More generally, EU leaders can expect a harsh narrative from Ankara to become the new normal. After all, during the referendum campaign, several EU leaders were labeled “Nazi remnants” and fascists who could “revive gas chambers,” and the EU was branded a “rotten continent.” An anti-EU discourse is likely to remain a mainstay of Erdoğan’s foreign policy, a useful device to justify a strong leadership.

The United States will not be spared, especially as three pending issues are like open wounds. First, the exiled cleric Fethullah Gülen, who resides in the United States, is unlikely to be extradited to Turkey, as Ankara has requested. Second, the U.S. case now pending before a New York jurisdiction against Turkish businessman Reza Zarrab, who is accused of helping Iran evade international sanctions through a massive gold-trading scheme, remains a painful thorn for the president’s entourage. Third, the divergence between Ankara and Washington on the future military role of the Syrian Kurdish forces known as the People’s Protection Units (YPG) in the Syrian conflict is acute.

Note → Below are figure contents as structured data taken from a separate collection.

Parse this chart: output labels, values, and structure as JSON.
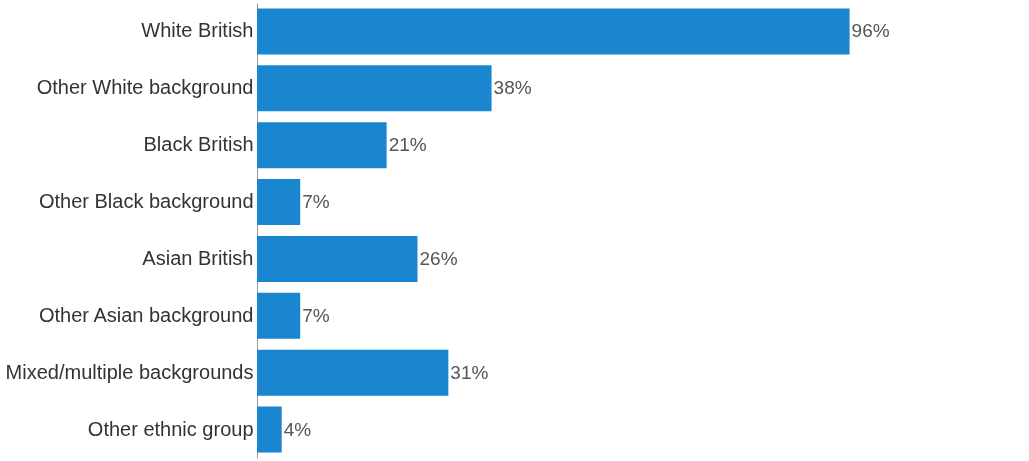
{
  "chart_data": {
    "type": "bar",
    "orientation": "horizontal",
    "categories": [
      "White British",
      "Other White background",
      "Black British",
      "Other Black background",
      "Asian British",
      "Other Asian background",
      "Mixed/multiple backgrounds",
      "Other ethnic group"
    ],
    "values": [
      96,
      38,
      21,
      7,
      26,
      7,
      31,
      4
    ],
    "value_labels": [
      "96%",
      "38%",
      "21%",
      "7%",
      "26%",
      "7%",
      "31%",
      "4%"
    ],
    "color": "#1a86d0"
  }
}
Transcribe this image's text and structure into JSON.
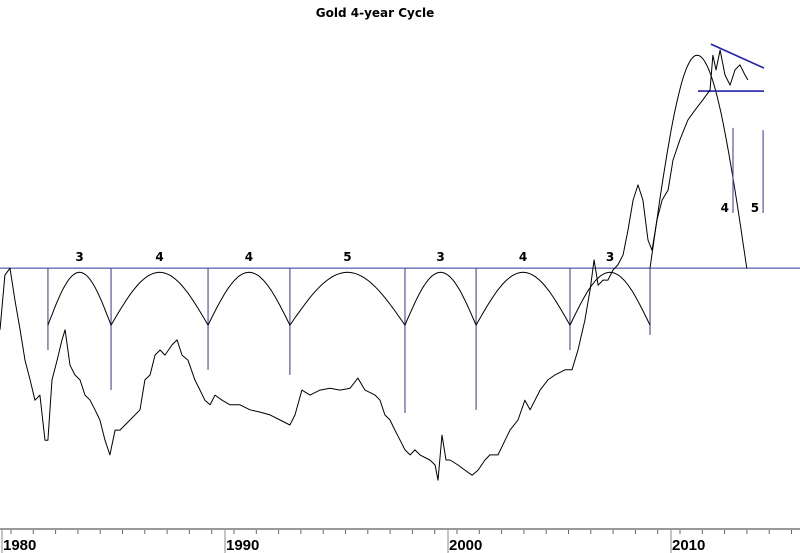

While a divided country will keep debating the future of its democracy, what matters for European leaders and citizens is what comes next for Turkey. In foreign policy, bare perceptions come before realities: Turkey will now resemble a Central Asian republic more than an EU democracy. The country will move far away from the EU political standards it once declared as its own ambition, while maintaining that all of this is done in the name of democracy. Beyond controlling political power, a single-person executive regime will help implement a counter-Kemalist revolution (the so-called revenge of the Black Turks) and introduce a religious-conservative societal norm.

In short, with the new constitution, the political project of integrating Turkey into the EU is over. This suits the Turkish leadership, because the slightest move to return to a decent level of rule of law would constitute an obstacle to absolute presidential power. Cynically, this will also suit a number of EU leaders who either have never been convinced of Turkey’s European ambitions or have been dismayed by the wholesale dismantling of the country’s rule of law in the past few years.

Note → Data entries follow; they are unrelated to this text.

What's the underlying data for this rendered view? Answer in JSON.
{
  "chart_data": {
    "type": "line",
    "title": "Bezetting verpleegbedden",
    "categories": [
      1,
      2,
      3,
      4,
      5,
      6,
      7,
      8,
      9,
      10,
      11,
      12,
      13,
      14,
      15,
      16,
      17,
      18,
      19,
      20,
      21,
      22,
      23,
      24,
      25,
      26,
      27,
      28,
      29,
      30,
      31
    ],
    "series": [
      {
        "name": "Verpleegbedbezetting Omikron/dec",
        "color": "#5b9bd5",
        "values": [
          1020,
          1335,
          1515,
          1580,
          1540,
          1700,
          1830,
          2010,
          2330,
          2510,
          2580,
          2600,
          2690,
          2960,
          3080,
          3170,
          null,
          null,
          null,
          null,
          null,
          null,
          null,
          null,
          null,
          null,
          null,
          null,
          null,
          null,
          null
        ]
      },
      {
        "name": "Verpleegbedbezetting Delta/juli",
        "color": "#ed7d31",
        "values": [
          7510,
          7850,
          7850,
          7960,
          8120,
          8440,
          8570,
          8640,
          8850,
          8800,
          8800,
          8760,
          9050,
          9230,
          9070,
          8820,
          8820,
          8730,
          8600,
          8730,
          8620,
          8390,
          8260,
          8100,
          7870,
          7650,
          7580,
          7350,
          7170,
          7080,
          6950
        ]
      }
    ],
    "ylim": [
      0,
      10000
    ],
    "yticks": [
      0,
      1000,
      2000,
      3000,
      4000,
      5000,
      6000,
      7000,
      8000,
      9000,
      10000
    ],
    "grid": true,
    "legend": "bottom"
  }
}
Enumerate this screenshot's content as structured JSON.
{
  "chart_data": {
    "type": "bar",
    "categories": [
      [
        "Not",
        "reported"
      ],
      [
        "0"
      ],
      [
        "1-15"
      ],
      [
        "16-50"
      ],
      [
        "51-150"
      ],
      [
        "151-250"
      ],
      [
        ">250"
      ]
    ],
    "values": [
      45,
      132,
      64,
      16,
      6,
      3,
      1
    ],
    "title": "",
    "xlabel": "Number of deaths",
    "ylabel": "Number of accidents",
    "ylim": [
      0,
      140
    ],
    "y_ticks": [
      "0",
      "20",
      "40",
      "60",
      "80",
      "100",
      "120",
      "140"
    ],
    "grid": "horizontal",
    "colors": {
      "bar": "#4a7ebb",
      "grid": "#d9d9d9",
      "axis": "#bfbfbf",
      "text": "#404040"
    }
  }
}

A more transactional relationship will now be in order between the EU and Turkey. Priorities will include upgrading the EU-Turkey Customs Union, fostering antiterrorism cooperation, and implementing the tail end of the March 2016 EU-Turkey refugee agreement. The general narrative about sharing EU values and the EU being a strategic objective of Turkey may remain on Ankara’s books, but it will have zero credibility when the constitutional amendments become the law of the land. As an alternative to accession, Brussels could agree on a tailor-made partnership with Ankara in parallel with the new post-Brexit relationship between the EU and the UK. This would have the merit of clearing long-standing ambiguities.

At a personal level, with the exception of NATO and G20 summitry, the prospects of seeing the Turkish president hosted by the European Council are now distant. After Turkey decided to revert to openly hostile language with Europe and shift to an autocratic system, photo opportunities on gilded armchairs will come at a hefty electoral price for EU leaders at home. Despite an EU tradition of going to extreme lengths to try to find accommodations with third parties, high-level meetings with Turkey will become rare. The relationship will stay, but it will become colder.

The remaining challenge will be to preserve the hope of a return—one day—to a more democratic Turkey and not to equate all citizens of Turkey with their leadership. How the EU will continue to extend a hand to Turkish democrats is now a more important question than ever before.